EKF-based MPC scheme for image-based visual servoing of UAVs subject to multiple uncertain disturbances
摘要
Currently, GPS-denied uncrewed aerial vehicle (UAV) employing image-based visual servoing (IBVS) strategies can effectively achieve target positioning and tracking. However, a critical challenge that urgently needs to be addressed is the loss of the target due to the impact of uncertain disturbances on the UAV field of view (FOV). In response to this issue, this paper proposes a dual-layer control architecture that integrates model predictive control (MPC) with an extended Kalman filter (EKF), which can effectively mitigate the negative effects caused by system noise, model errors, and external disturbances.
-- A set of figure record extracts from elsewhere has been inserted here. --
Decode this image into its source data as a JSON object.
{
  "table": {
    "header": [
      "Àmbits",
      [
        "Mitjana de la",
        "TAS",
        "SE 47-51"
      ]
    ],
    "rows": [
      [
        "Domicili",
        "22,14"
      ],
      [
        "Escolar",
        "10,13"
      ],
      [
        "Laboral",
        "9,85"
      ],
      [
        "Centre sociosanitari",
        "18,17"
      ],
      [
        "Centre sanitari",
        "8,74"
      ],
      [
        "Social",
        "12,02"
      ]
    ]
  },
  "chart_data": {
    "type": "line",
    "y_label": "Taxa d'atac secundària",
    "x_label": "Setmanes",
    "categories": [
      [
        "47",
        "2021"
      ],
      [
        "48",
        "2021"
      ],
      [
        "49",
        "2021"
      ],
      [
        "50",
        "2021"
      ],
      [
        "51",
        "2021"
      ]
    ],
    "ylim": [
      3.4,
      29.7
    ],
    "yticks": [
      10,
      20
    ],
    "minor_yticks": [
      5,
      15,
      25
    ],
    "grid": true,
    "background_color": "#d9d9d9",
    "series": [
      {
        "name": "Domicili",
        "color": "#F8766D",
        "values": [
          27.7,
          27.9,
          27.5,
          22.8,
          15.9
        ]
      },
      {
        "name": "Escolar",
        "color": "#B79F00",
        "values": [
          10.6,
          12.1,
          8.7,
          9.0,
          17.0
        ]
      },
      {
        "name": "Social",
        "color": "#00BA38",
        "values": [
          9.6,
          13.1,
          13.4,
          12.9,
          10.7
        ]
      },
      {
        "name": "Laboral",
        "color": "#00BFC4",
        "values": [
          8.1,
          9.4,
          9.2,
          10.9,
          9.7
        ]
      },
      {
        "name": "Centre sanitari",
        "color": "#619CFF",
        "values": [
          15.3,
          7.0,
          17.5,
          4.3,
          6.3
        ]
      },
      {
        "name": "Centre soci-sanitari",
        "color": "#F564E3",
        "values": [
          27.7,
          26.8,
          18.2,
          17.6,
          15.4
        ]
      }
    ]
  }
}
In this framework, the EKF operates as an online observer that estimates both the quadrotor states and the disturbances in complex environments, thereby supplying the MPC with an updated model at each time step. Utilizing this refined model, the MPC computes control inputs that actively counteract the negative effects of uncertainties, thereby enhancing the control robustness. The proposed scheme enables the quadrotor to maintain a safe FOV during flight missions, ensures convergence of the state errors, and achieves stable target tracking. The paper establishes the IBVS model of the quadrotor, then designs the control scheme under various adverse disturbances. Theoretical stability analysis is provided to guarantee the algorithm stability. Finally, the effectiveness of the proposed control scheme is validated through numerical simulations and experiments.